As (dis)Utopia of Saratoga Springs notes, “The City is planning on bonding $65 million over the next four years. Included are funds for a new police station, a new water supply and a new East Side EMS facility......in addition to funds already bonded for an East Side rec center. To put this in perspective: Last year, the city received an additional $3.8 million dollars and then raised your taxes. That's right, the City received a free influx of cash representing 10% of their budget.......and still found it necessary to raise taxes. City officials, and the Mayor in particular, claim to be concerned about the tax burden on residents. Now, they are embarking upon spending spree akin to MaryLou at Saks.” The conservative view is that development= low taxes.
The Democratic sweep in the 2005 election was due in large part to voters concerns about the pace of development and rising taxes. Many citizens can’t understand why if more money is coming in, why our taxes keep increasing, in effect pricing the middle class out of the city.
There are also a number of competing accounts about why city taxes are high ranging from the salaries of city officials, particularly fire and police officials, to the city’s inability to collect property taxes on the huge homes that are being built, such as the new Breyo home which is bigger than a Wal-Mart and the White House.
There also differing views on development from the local Green Party and their critique of Saratoga Springs development plan as well as a progressive argument for more urban density and expensive downtown condos, most notably by Saratoga’s own Jim Kunstler, a national critic of poor design and planning in downtown development, in his evaluation of Mayor Keehn and her views on development. He also has a scathing assessment of the new Skidmore dorms (a train wreck). Some believe there is too close a link between the city and county Republican party and developers (see Exposing the Saratoga County GOP Machine.
Controversy continues to swirl around the long time Commissioner of Public Works, Thomas McTygue, ranging from the “need to keep track of city cash” (Saratogian -- People dumping trash at the transfer station on Weibel Avenue brought in $148,450 to the city last year), his long-time deputy Pat Design resigning and then promising to work for the GOP candidate, his threats to seize the local newspaper building using eminent domain, his personal feuds with developers and his behavior in City Council meetings including taunting the mayor and shining the laser (click to see youtube videos).

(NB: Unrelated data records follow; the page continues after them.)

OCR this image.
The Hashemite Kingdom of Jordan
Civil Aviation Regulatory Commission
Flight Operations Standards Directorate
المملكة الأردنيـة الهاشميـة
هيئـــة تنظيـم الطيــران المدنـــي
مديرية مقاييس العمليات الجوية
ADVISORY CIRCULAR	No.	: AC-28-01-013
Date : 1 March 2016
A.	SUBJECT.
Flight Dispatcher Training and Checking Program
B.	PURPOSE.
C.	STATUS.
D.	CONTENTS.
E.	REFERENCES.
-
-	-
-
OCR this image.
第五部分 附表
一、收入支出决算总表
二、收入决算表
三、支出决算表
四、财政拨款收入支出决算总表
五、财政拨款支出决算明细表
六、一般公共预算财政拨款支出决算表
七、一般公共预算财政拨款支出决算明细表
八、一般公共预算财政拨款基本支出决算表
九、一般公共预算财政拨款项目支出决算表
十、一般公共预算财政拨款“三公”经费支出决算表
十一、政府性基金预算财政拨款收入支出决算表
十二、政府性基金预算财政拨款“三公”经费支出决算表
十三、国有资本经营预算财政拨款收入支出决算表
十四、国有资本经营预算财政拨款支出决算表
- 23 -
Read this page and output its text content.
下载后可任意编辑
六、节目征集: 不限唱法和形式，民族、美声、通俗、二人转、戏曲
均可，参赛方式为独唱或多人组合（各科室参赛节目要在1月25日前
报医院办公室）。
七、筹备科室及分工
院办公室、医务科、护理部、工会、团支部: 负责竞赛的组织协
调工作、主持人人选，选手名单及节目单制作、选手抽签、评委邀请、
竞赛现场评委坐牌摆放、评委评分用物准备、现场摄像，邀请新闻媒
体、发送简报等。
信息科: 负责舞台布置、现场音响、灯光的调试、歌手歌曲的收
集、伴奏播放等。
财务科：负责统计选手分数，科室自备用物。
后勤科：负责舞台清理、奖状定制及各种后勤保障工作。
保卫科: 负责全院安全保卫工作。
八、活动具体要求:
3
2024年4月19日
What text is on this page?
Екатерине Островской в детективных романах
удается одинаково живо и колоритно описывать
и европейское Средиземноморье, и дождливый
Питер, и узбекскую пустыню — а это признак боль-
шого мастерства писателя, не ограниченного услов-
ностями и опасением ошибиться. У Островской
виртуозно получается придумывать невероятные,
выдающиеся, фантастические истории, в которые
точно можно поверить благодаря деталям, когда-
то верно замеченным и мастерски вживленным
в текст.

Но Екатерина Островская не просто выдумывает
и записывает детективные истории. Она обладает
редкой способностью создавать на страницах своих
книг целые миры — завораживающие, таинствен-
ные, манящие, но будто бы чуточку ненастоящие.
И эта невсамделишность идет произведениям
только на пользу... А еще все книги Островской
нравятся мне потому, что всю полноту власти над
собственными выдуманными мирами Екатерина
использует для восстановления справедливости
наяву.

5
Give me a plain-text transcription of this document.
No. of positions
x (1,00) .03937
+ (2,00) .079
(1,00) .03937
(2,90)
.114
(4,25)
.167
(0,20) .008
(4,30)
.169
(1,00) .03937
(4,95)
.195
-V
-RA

As I mentioned in class, city voters soundly rejected plans for scrapping our commission form of government for a strong mayor form. However, some reformers are still advocating for changing the city charter. Reformers tend to really dislike McTygue, and ending the commission form of government would remove all his power.
Candidates differ in their campaign strategy. Commissioner of Accounts, John Franc, has perhaps the most personalized strategy of mailing every registered voter a personal card on their birthday. Sounds silly, but then again he is the only unopposed candidate this election cycle.